Reasons for the Committee
In June, after research into working conditions for teachers, mediator Patrick King recommended that the English-language sector get its own joint labour committee.
One should be set up “with a view to the issuing of an Employment Regulation Order (ERO) for the sector”, his report said.
An ERO sets out the conditions and pay for workers in a sector. For an ERO to come into effect, it must be adopted by the Labour Court and be given statutory effect by the Minister for Jobs, Enterprise and Innovation.
“We would look for an end to precarious employment,” says Gallagher, the English-language teacher, who became involved in advocacy after a bunch of language schools closed in Dublin in 2014 and 2015.
He wants permanent, secure contracts for teachers, he says. Especially for full-time teachers who are looking to make a career in languages.
In its submission to the Labour Court Inquiry earlier this year, Marketing English Ireland said that core staff get contracts of “indefinite duration”, while non-core staff get written contracts that are usually “part-time, fixed term or specific purpose in nature”.
“The latter categories reflect the somewhat unpredictable demand and seasonal nature of the business,” the submission said.
Gallagher says he also wants to see changes to wages for teachers. Many teachers are only paid for hours they are in the classroom, which is “a big grievance”, he says.
They should be paid for preparation and correction time, and one-to-one feedback time, and the time spent helping students with CVs, he said.
A public spreadsheet put online by ELT Advocacy, which represents teachers in the sector, lists starting wages at 37 schools in Dublin that range from €13 an hour to €28.30 an hour, with most in the middle of that range. Practices vary across language schools.
“If we’re paid by the hour, why aren’t we paid for the full eight hours? We’re in from nine to five but we’re only paid for six and a half hours,” Gallagher says, speaking generally.
“If you have a joint labour committee agreement it’s a fairly substantial piece of work and it does give a lot of protection to workers,” says Brian Forbes, a spokesperson for Mandate, a union for bar, retail and admin workers.
Mandate was involved with a JLC for fast-food workers before it was disbanded in 2011, Forbes says.
“There was a JLC a number of years ago but the [Quick Service Fast Food Alliance] took an injunction, a high court challenge into the constitutionality of the JLC. It was found by the high court that they were unconstitutional so they fell,” he says.
Forbes says that when the JLC was operational for fast-food workers, it worked well and covered over 100,000 people.
After the high court ruling in 2011, joint labour committees were suspended until the next year, when the Oireachtas approved a new Industrial Relations Act, which set out new guidelines for JLCs.
There are now three active JLCs, which cover the contract cleaning, hairdressing and security sectors. The English-language teaching JLC would be the fourth.
Objections to JLC
Marketing English in Ireland (MEI), the largest association for English language schools in Ireland, has objected to the JLC being set up.
In a submission in October to the Labour Court inquiry into whether a JLC for the sector should be set up, MEI said it represents 66 schools and colleges, which employed 3,046 staff during peak season last year.
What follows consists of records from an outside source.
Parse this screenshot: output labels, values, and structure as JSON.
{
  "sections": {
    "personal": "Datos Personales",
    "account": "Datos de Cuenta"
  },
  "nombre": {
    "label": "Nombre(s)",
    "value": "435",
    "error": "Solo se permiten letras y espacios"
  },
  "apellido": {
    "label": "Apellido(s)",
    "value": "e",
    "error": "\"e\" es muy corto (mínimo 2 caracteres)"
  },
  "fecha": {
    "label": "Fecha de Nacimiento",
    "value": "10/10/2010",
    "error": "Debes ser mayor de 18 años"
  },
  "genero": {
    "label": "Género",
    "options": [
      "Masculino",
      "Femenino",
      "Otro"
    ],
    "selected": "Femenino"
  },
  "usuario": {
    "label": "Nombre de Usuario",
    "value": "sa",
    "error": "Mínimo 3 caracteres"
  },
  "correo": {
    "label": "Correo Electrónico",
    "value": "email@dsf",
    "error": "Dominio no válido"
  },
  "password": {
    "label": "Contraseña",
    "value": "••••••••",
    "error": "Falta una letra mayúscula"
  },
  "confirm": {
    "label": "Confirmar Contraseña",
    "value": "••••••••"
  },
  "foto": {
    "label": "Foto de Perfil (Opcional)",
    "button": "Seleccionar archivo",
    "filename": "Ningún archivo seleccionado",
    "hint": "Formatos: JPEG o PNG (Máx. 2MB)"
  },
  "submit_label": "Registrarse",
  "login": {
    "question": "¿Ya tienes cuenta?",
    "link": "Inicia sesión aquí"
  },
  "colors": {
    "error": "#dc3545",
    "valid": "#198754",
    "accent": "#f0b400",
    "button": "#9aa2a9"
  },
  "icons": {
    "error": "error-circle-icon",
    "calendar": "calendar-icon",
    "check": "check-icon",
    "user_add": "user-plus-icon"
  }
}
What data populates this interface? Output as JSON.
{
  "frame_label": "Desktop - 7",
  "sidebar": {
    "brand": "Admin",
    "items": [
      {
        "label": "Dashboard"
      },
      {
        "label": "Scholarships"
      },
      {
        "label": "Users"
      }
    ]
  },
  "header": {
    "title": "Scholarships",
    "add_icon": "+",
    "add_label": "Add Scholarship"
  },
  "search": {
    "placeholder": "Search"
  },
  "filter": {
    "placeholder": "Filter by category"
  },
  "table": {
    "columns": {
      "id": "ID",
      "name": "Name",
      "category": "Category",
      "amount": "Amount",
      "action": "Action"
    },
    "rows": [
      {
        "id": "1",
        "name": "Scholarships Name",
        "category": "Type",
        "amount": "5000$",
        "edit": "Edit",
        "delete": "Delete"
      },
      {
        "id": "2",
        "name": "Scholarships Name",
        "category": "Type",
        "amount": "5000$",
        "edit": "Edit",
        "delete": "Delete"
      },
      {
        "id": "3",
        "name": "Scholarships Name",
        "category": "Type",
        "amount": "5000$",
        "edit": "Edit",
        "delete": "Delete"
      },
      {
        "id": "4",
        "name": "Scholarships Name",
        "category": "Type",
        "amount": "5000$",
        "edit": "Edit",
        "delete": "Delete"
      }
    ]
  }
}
“MEI does not accept that those parties with whom Mr. King engaged during his investigation, and on whose testimony he relies in making his recommendation for a JLC, are truly representative of employees in the ELT Sector,” MEI stated in its submission objecting to the establishment of the JLC.
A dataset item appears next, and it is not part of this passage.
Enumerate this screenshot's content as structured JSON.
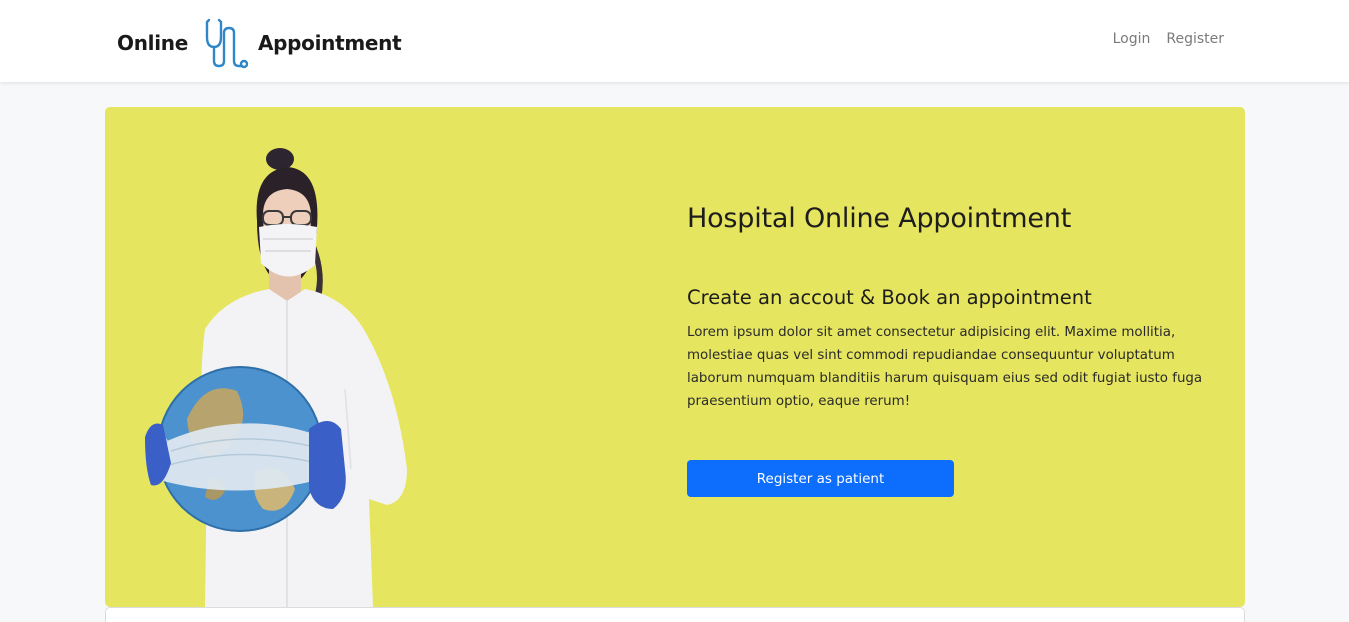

MEI have also objected to the time frame in which the JLC was established.
“The speed of this pursuit and failure to engage feels very much like imposition. As indicated in writing to both government Ministers it is imposition of a ‘solution’ without properly or effectively measuring the ‘problem’,” their submission said.
If Brexit goes ahead, Ireland could soon be the only English-speaking country in the EU. “That will make us become an even more attractive destination for international students,” says Gallagher, the English-language teacher.
But MEI is concerned that recent pickets, supported by the union Unite, are forcing members to consider whether they’re going to continue in business, it said in its submission. International agents, who have noticed the turmoil in the sector here, may divert business to other economies, it said.
In the joint statement with Breen announcing the plan to establish the new JLC, Minister for Higher Education Mary Mitchell O’Connor seemed to take a different view, though.
“The relationship between strengthening employment standards for teachers and staff working in this sector and enhancing Ireland’s considerable reputation as a quality learning destination for international students was strongly highlighted in the debates – in both the Seanad and the Dáil …,” she was quoted as saying.
[CORRECTION: This article was updated at 15:00 on 18 December to correct the name of the head of Marketing English in Ireland. Apologies for the error.]